In einer zunehmend sexualisierten Zeit sind wir Christen angehalten, biblisch fundierte und mit seelsorgerlicher Barmherzigkeit begleitete Antworten auf die Fragen der Menschen und besonders die der jungen Gläubigen zu geben. Diesem Auftrag versucht der Autor, der seit 2002 an der FTH Gießen lehrt, mit diesem Buch gerecht zu werden.
Das Inhaltsverzeichnis weckt Interesse und lässt bei den schon in den Überschriften aufgeführten Bibeltexten die Themenschwerpunkte sowie die argumentative Herangehensweise erkennen. White stellt sich wohltuend vielen brisanten Bibelstellen und geht unbequemen Themen nicht aus dem Weg.

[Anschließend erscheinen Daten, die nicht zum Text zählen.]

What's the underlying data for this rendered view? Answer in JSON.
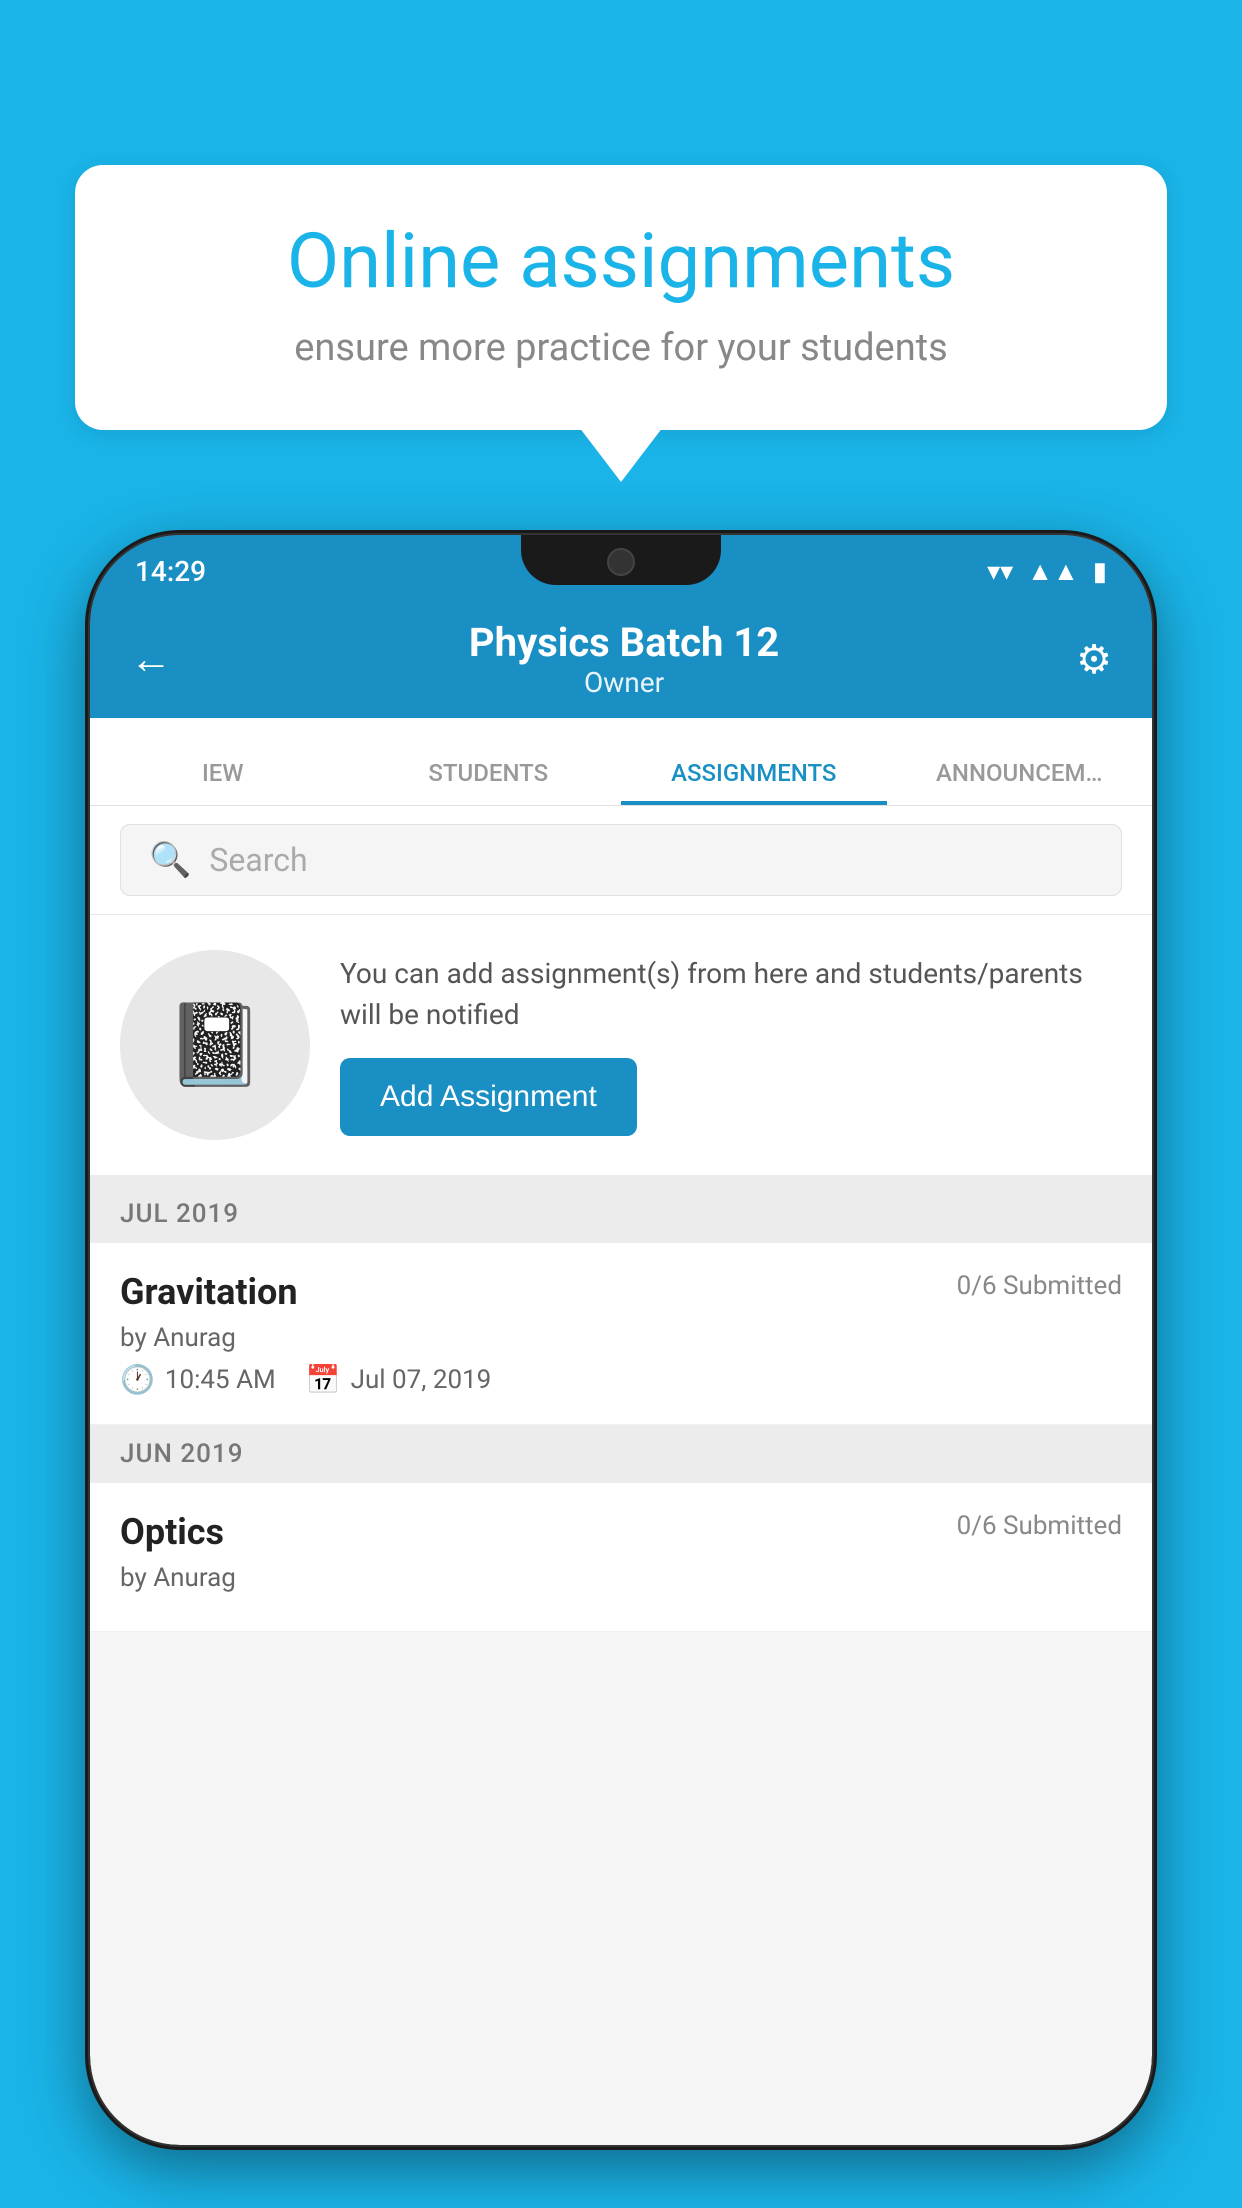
{
  "background_color": "#1ab4e8",
  "speech_bubble": {
    "title": "Online assignments",
    "subtitle": "ensure more practice for your students"
  },
  "phone": {
    "status_bar": {
      "time": "14:29"
    },
    "app_bar": {
      "title": "Physics Batch 12",
      "subtitle": "Owner",
      "back_label": "←",
      "settings_label": "⚙"
    },
    "tabs": [
      {
        "label": "IEW",
        "active": false
      },
      {
        "label": "STUDENTS",
        "active": false
      },
      {
        "label": "ASSIGNMENTS",
        "active": true
      },
      {
        "label": "ANNOUNCEM…",
        "active": false
      }
    ],
    "search": {
      "placeholder": "Search"
    },
    "promo": {
      "text": "You can add assignment(s) from here and students/parents will be notified",
      "button_label": "Add Assignment"
    },
    "sections": [
      {
        "month": "JUL 2019",
        "assignments": [
          {
            "title": "Gravitation",
            "submitted": "0/6 Submitted",
            "author": "by Anurag",
            "time": "10:45 AM",
            "date": "Jul 07, 2019"
          }
        ]
      },
      {
        "month": "JUN 2019",
        "assignments": [
          {
            "title": "Optics",
            "submitted": "0/6 Submitted",
            "author": "by Anurag",
            "time": "",
            "date": ""
          }
        ]
      }
    ]
  }
}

Während der Autor in einem ersten Teil den biblischen Anspruch an eine christliche Sexualethik beleuchtet, geht er in Teil 2 auf moderne Herausforderungen ein.

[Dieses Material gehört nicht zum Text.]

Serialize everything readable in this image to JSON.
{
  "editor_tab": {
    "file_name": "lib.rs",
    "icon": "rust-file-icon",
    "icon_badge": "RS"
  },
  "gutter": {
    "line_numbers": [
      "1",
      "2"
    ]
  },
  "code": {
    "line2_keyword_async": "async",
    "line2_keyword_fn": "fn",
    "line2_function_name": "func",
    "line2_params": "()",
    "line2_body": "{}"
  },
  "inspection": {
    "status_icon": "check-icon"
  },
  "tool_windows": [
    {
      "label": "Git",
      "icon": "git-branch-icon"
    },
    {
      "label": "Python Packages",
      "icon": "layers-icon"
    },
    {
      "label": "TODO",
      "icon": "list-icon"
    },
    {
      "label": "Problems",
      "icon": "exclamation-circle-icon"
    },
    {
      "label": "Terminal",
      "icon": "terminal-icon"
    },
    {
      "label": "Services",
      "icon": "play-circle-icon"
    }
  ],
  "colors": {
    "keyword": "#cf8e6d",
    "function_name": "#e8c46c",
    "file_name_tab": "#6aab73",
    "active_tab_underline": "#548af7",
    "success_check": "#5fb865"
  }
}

Kapitel I stellt Grundlegendes zu einer christlichen Sexualethik dar. White führt hierbei aus, dass es für die Gemeinden notwendig ist, sich mit sexualethischen Themen zu befassen und diese nicht dem Einzelnen zu überlassen (S. 23). Für ihn sind drei allgemeingültige Grundsätze der biblischen Sexualethik maßgebend: Die Schöpfungsordnung, das Liebesgebot und die Ewigkeitsperspektive (S. 26ff.). An dieser Stelle hat der Rezensent offen gestanden einen Hinweis auf die „entstellte Sexualität“ infolge des Sündenfalls vermisst. Wenn White behauptet, dass „die Bibel ein durchwegs positives und lebensbejahendes Bild der sexuellen Beziehung malt“ (S. 44), dann kann dem nicht vollständig gefolgt werden. Zwar ist es richtig, dass Gott sich Sexualität positiv und als wertvollen Teil der Schöpfung ausgedacht hat. Allerdings zeigt die Bibel auf, dass mit der Sünde der gesamte Mensch entstellt wurde – menschliche Sexualität ist nicht an sich rein, sondern von Sünde durchzogen worden.

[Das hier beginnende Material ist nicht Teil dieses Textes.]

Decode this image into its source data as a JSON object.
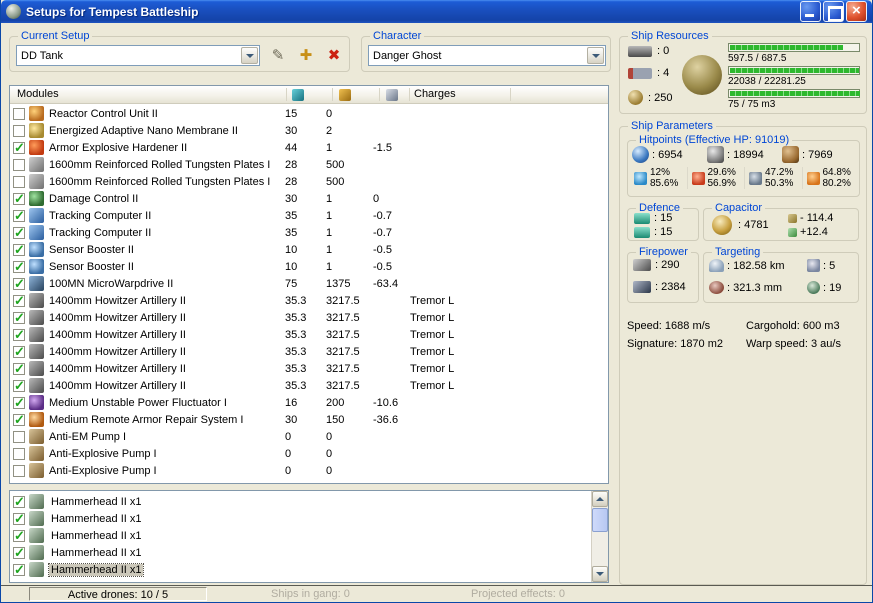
{
  "window": {
    "title": "Setups for Tempest Battleship"
  },
  "colors": {
    "titlebar_blue": "#1a50c0",
    "body_background": "#ece9d8",
    "group_label_blue": "#0046d5",
    "bar_green": "#2eb82e",
    "check_green": "#1fa51f",
    "close_red": "#e0532f",
    "disabled_gray": "#b0aca0"
  },
  "current_setup": {
    "label": "Current Setup",
    "value": "DD Tank"
  },
  "character": {
    "label": "Character",
    "value": "Danger Ghost"
  },
  "ship_resources": {
    "label": "Ship Resources",
    "turret_hardpoints": ": 0",
    "launcher_hardpoints": ": 4",
    "calibration": ": 250",
    "bars": [
      {
        "name": "cpu",
        "text": "597.5 / 687.5",
        "pct": 87
      },
      {
        "name": "powergrid",
        "text": "22038 / 22281.25",
        "pct": 99
      },
      {
        "name": "dronebay",
        "text": "75 / 75 m3",
        "pct": 100
      }
    ]
  },
  "modules": {
    "header_title": "Modules",
    "header_charges": "Charges",
    "rows": [
      {
        "checked": false,
        "icon": "reactor-control-icon",
        "name": "Reactor Control Unit II",
        "cpu": "15",
        "pg": "0",
        "cap": "",
        "charge": ""
      },
      {
        "checked": false,
        "icon": "nano-membrane-icon",
        "name": "Energized Adaptive Nano Membrane II",
        "cpu": "30",
        "pg": "2",
        "cap": "",
        "charge": ""
      },
      {
        "checked": true,
        "icon": "armor-hardener-icon",
        "name": "Armor Explosive Hardener II",
        "cpu": "44",
        "pg": "1",
        "cap": "-1.5",
        "charge": ""
      },
      {
        "checked": false,
        "icon": "armor-plates-icon",
        "name": "1600mm Reinforced Rolled Tungsten Plates I",
        "cpu": "28",
        "pg": "500",
        "cap": "",
        "charge": ""
      },
      {
        "checked": false,
        "icon": "armor-plates-icon",
        "name": "1600mm Reinforced Rolled Tungsten Plates I",
        "cpu": "28",
        "pg": "500",
        "cap": "",
        "charge": ""
      },
      {
        "checked": true,
        "icon": "damage-control-icon",
        "name": "Damage Control II",
        "cpu": "30",
        "pg": "1",
        "cap": "0",
        "charge": ""
      },
      {
        "checked": true,
        "icon": "tracking-computer-icon",
        "name": "Tracking Computer II",
        "cpu": "35",
        "pg": "1",
        "cap": "-0.7",
        "charge": ""
      },
      {
        "checked": true,
        "icon": "tracking-computer-icon",
        "name": "Tracking Computer II",
        "cpu": "35",
        "pg": "1",
        "cap": "-0.7",
        "charge": ""
      },
      {
        "checked": true,
        "icon": "sensor-booster-icon",
        "name": "Sensor Booster II",
        "cpu": "10",
        "pg": "1",
        "cap": "-0.5",
        "charge": ""
      },
      {
        "checked": true,
        "icon": "sensor-booster-icon",
        "name": "Sensor Booster II",
        "cpu": "10",
        "pg": "1",
        "cap": "-0.5",
        "charge": ""
      },
      {
        "checked": true,
        "icon": "mwd-icon",
        "name": "100MN MicroWarpdrive II",
        "cpu": "75",
        "pg": "1375",
        "cap": "-63.4",
        "charge": ""
      },
      {
        "checked": true,
        "icon": "artillery-icon",
        "name": "1400mm Howitzer Artillery II",
        "cpu": "35.3",
        "pg": "3217.5",
        "cap": "",
        "charge": "Tremor L"
      },
      {
        "checked": true,
        "icon": "artillery-icon",
        "name": "1400mm Howitzer Artillery II",
        "cpu": "35.3",
        "pg": "3217.5",
        "cap": "",
        "charge": "Tremor L"
      },
      {
        "checked": true,
        "icon": "artillery-icon",
        "name": "1400mm Howitzer Artillery II",
        "cpu": "35.3",
        "pg": "3217.5",
        "cap": "",
        "charge": "Tremor L"
      },
      {
        "checked": true,
        "icon": "artillery-icon",
        "name": "1400mm Howitzer Artillery II",
        "cpu": "35.3",
        "pg": "3217.5",
        "cap": "",
        "charge": "Tremor L"
      },
      {
        "checked": true,
        "icon": "artillery-icon",
        "name": "1400mm Howitzer Artillery II",
        "cpu": "35.3",
        "pg": "3217.5",
        "cap": "",
        "charge": "Tremor L"
      },
      {
        "checked": true,
        "icon": "artillery-icon",
        "name": "1400mm Howitzer Artillery II",
        "cpu": "35.3",
        "pg": "3217.5",
        "cap": "",
        "charge": "Tremor L"
      },
      {
        "checked": true,
        "icon": "neutralizer-icon",
        "name": "Medium Unstable Power Fluctuator I",
        "cpu": "16",
        "pg": "200",
        "cap": "-10.6",
        "charge": ""
      },
      {
        "checked": true,
        "icon": "remote-repair-icon",
        "name": "Medium Remote Armor Repair System I",
        "cpu": "30",
        "pg": "150",
        "cap": "-36.6",
        "charge": ""
      },
      {
        "checked": false,
        "icon": "rig-icon",
        "name": "Anti-EM Pump I",
        "cpu": "0",
        "pg": "0",
        "cap": "",
        "charge": ""
      },
      {
        "checked": false,
        "icon": "rig-icon",
        "name": "Anti-Explosive Pump I",
        "cpu": "0",
        "pg": "0",
        "cap": "",
        "charge": ""
      },
      {
        "checked": false,
        "icon": "rig-icon",
        "name": "Anti-Explosive Pump I",
        "cpu": "0",
        "pg": "0",
        "cap": "",
        "charge": ""
      }
    ]
  },
  "drones": {
    "rows": [
      {
        "checked": true,
        "name": "Hammerhead II x1",
        "selected": false
      },
      {
        "checked": true,
        "name": "Hammerhead II x1",
        "selected": false
      },
      {
        "checked": true,
        "name": "Hammerhead II x1",
        "selected": false
      },
      {
        "checked": true,
        "name": "Hammerhead II x1",
        "selected": false
      },
      {
        "checked": true,
        "name": "Hammerhead II x1",
        "selected": true
      }
    ]
  },
  "statusbar": {
    "active_drones": "Active drones: 10 / 5",
    "ships_in_gang": "Ships in gang: 0",
    "projected_effects": "Projected effects: 0"
  },
  "ship_parameters": {
    "label": "Ship Parameters",
    "hitpoints": {
      "label": "Hitpoints (Effective HP: 91019)",
      "shield": ": 6954",
      "armor": ": 18994",
      "structure": ": 7969",
      "resists": [
        {
          "type": "em",
          "shield": "12%",
          "armor": "85.6%"
        },
        {
          "type": "thermal",
          "shield": "29.6%",
          "armor": "56.9%"
        },
        {
          "type": "kinetic",
          "shield": "47.2%",
          "armor": "50.3%"
        },
        {
          "type": "explosive",
          "shield": "64.8%",
          "armor": "80.2%"
        }
      ]
    },
    "defence": {
      "label": "Defence",
      "shield_rate": ": 15",
      "armor_rate": ": 15"
    },
    "capacitor": {
      "label": "Capacitor",
      "amount": ": 4781",
      "drain": "- 114.4",
      "recharge": "+12.4"
    },
    "firepower": {
      "label": "Firepower",
      "dps": ": 290",
      "volley": ": 2384"
    },
    "targeting": {
      "label": "Targeting",
      "range": ": 182.58 km",
      "max_targets": ": 5",
      "sig_resolution": ": 321.3 mm",
      "scan_resolution": ": 19"
    },
    "speed": "Speed: 1688 m/s",
    "cargohold": "Cargohold: 600 m3",
    "signature": "Signature: 1870 m2",
    "warp_speed": "Warp speed: 3 au/s"
  }
}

Im letzten Teil des Kapitels geht White auf die Frage der Anwendung biblischer Texte ein und stellt ein Modell vor, welches weithin als Kontextualisierung bezeichnet wird. Bei diesem Verfahren wird ausgehend von der biblischen Aussage versucht, das Prinzip hinter einer Aussage zu ermitteln und dann dieses Prinzip in die heutige Zeit zu transportieren. Leider hat das Modell den Nachteil, dass die heutigen kulturellen Gegebenheiten den hermeneutischen Startpunkt bilden. Aus heutigem Blickwinkel werden einzelne Passagen für nicht anwendbar erklärt, da eine wortwörtliche Entsprechung aufgrund einer geänderten Kultur nicht möglich oder zweckmäßig sei. Die Fehleranfälligkeit dieses Prinzips zeigt sich vor allem darin, dass die gegenwärtige Kultur als neutral und nicht durch die Bibel veränderbar erachtet wird. Das kann z.B. dazu führen, dass der heutigen Kultur entgegenstehende Bibeltexte (z.B. über das Verhältnis von Mann und Frau in der Ehe) relativiert werden. White selber tappt mindestens zweimal in die Falle, wenn er das Scheidungsrecht ohne nähere Begründung der Frau zuspricht (S. 171; s.u.) und wenn er die Unterordnung der Frau in Eph 5,22ff. mildert (S. 119; s.u.).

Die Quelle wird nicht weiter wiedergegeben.